In a chapter entitled `The Jubilee : Time Ceilings for the Growth of Money’, Geiko Muller-Fahrenholz says:
We enjoy time, we are carried along in the flow of time, everything is embedded in its time, so the very idea of exploiting the flow of time to take interest on money lent seemed preposterous. It does so no more because the sacredeness of time has disappeared, even before the sacredness of the land vanished from the memories of our modern societies. Instead capitalist market economies have been elevated to global importance; they are enshrined with the qualities of omnipotence that border on idolatry. So the question arises: does it make sense to attribute to money qualities that no created thing can ever have, namely eternal growth? Every tree must die, every house must one day crumble, every human being must perish.Why should immaterial goods such as capital – and its counterpart, debts – not also have their time?
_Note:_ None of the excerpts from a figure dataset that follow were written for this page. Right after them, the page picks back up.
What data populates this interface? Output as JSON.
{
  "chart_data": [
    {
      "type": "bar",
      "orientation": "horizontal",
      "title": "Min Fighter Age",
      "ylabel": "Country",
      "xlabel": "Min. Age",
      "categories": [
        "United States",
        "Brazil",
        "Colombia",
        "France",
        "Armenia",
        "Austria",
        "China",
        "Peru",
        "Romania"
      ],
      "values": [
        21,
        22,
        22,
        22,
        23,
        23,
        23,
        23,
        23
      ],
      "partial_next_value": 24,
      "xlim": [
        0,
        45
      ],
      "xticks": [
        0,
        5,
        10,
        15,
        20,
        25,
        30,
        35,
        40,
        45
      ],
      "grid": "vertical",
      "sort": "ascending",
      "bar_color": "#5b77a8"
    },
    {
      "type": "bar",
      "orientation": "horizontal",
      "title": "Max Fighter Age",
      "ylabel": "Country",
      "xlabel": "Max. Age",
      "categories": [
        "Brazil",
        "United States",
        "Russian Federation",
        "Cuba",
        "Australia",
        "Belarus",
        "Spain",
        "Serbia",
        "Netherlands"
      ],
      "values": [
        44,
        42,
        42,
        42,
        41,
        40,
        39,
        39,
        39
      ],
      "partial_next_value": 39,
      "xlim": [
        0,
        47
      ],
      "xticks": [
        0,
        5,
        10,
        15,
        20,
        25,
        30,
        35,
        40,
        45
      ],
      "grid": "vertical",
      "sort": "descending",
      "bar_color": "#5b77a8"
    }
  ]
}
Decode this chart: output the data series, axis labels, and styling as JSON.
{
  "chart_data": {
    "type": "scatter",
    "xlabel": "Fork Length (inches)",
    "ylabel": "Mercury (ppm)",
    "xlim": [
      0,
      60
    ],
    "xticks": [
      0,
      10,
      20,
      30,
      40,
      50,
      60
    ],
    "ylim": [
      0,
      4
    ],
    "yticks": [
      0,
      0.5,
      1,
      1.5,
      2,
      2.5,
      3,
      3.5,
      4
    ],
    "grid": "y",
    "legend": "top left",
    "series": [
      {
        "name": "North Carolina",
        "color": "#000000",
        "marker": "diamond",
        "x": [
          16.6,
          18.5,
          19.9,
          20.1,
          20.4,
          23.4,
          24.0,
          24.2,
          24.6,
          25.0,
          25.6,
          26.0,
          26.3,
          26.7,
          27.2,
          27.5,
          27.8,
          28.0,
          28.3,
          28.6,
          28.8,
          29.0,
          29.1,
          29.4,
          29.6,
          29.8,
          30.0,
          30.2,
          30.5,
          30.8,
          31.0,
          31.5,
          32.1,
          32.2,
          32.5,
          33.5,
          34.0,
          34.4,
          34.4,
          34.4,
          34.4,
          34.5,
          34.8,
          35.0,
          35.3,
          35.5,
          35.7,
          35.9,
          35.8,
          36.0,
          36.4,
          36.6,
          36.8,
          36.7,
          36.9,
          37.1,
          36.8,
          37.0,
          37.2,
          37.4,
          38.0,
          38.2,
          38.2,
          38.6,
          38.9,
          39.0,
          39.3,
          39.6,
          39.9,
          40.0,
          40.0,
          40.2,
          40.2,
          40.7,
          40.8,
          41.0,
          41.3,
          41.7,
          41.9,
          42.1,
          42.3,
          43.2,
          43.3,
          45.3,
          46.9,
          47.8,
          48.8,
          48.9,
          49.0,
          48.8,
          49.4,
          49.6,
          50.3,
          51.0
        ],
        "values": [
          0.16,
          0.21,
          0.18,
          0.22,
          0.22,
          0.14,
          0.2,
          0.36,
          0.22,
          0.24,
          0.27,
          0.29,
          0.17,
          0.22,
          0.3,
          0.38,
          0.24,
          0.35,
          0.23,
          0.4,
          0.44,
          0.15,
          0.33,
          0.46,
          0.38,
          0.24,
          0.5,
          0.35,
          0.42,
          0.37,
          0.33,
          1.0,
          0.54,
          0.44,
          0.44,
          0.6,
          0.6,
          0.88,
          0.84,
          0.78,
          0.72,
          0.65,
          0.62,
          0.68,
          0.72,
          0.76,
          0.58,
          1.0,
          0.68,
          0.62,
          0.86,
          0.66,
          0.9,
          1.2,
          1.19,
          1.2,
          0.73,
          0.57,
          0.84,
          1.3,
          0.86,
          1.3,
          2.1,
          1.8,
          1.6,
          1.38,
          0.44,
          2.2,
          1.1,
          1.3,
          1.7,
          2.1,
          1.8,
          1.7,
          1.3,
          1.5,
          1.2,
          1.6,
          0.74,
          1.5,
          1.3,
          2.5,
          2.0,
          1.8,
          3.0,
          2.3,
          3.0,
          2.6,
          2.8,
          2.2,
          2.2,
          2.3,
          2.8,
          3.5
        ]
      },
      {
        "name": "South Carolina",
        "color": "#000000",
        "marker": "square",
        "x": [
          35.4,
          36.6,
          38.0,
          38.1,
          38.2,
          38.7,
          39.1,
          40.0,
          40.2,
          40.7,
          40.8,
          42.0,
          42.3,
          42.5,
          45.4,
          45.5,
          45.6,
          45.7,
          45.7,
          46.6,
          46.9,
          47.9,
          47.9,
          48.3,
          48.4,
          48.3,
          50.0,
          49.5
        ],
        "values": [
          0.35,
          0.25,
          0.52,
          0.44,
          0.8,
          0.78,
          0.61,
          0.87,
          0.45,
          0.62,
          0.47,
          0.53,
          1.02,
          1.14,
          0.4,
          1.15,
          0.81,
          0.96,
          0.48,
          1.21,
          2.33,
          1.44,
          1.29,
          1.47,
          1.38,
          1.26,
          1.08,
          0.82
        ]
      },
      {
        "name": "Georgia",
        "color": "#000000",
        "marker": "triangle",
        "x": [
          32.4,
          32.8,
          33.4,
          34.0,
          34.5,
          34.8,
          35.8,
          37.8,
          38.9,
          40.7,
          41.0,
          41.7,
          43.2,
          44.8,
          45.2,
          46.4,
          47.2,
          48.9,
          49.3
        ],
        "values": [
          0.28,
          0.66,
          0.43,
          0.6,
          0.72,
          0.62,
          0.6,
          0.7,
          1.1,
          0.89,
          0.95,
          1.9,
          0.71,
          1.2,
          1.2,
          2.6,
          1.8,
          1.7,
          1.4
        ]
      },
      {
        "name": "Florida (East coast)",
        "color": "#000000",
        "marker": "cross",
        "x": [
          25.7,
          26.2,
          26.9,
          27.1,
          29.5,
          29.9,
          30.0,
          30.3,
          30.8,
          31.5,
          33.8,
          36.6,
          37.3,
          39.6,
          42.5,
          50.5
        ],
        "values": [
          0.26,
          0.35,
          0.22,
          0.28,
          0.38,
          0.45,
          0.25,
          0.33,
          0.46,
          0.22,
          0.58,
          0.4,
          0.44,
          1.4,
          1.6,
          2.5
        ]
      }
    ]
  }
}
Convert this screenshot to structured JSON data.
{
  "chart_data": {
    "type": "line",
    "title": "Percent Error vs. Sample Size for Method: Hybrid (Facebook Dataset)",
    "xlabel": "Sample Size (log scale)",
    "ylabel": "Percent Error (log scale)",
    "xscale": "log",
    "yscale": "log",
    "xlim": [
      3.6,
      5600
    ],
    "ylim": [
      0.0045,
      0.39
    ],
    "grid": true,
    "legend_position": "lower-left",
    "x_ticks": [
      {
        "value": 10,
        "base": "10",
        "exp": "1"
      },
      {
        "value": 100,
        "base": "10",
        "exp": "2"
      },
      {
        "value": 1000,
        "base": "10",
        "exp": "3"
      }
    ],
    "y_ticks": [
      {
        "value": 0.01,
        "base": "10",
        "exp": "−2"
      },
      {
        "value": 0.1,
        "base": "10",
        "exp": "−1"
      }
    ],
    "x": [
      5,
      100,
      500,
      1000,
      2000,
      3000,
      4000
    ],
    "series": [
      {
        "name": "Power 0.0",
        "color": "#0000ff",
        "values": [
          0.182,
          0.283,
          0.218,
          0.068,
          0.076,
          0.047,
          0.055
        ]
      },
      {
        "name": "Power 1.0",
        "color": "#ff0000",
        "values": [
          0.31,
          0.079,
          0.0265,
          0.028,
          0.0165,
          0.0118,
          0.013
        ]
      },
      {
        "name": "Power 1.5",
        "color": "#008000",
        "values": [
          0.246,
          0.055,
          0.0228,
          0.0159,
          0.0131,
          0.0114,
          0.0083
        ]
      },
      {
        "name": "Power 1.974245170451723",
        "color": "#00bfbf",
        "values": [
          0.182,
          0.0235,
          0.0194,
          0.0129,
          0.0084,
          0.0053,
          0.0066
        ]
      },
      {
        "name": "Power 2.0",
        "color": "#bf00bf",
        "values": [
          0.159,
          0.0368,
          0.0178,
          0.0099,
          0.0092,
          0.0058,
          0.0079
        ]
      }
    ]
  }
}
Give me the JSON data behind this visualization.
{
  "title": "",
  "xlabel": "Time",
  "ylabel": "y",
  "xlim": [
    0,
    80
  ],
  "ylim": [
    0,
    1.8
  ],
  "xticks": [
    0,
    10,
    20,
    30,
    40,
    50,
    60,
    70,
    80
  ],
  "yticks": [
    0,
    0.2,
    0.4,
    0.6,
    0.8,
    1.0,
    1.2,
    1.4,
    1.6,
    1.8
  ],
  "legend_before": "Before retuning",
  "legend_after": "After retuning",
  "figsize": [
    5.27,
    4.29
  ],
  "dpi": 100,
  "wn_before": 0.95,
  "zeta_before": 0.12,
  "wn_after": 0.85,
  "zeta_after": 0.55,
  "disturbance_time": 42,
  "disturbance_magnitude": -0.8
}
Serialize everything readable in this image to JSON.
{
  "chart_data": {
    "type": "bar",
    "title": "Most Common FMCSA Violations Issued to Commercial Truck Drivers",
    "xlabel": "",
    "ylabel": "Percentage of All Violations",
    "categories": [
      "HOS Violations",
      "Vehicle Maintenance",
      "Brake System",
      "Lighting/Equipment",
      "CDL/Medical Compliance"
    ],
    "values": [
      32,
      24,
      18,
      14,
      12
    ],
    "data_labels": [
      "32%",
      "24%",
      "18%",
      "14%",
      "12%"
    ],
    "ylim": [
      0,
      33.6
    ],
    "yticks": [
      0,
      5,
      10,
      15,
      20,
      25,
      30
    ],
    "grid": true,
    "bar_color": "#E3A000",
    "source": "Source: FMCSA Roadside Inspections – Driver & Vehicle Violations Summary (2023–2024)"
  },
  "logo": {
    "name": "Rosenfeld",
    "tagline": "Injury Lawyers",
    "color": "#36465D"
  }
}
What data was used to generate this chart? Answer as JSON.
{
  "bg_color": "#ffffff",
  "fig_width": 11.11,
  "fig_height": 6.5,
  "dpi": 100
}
The capital knows no natural barriers to its growth. There is no jubilee to put an end to its accumulative power. And so there is no jubilee to put an end to debts and slavery. Money that feeds on money, with no productive or social obligation, represents a vast flood that threatens even large national economies and drowns small countries…But at the heart of this reregulation is the undisputed concept of the eternal life of money.
Does money have eternal life?
What ideas do we have to embed our economy in time and to appropriate the Jubilee to our capitalist markets?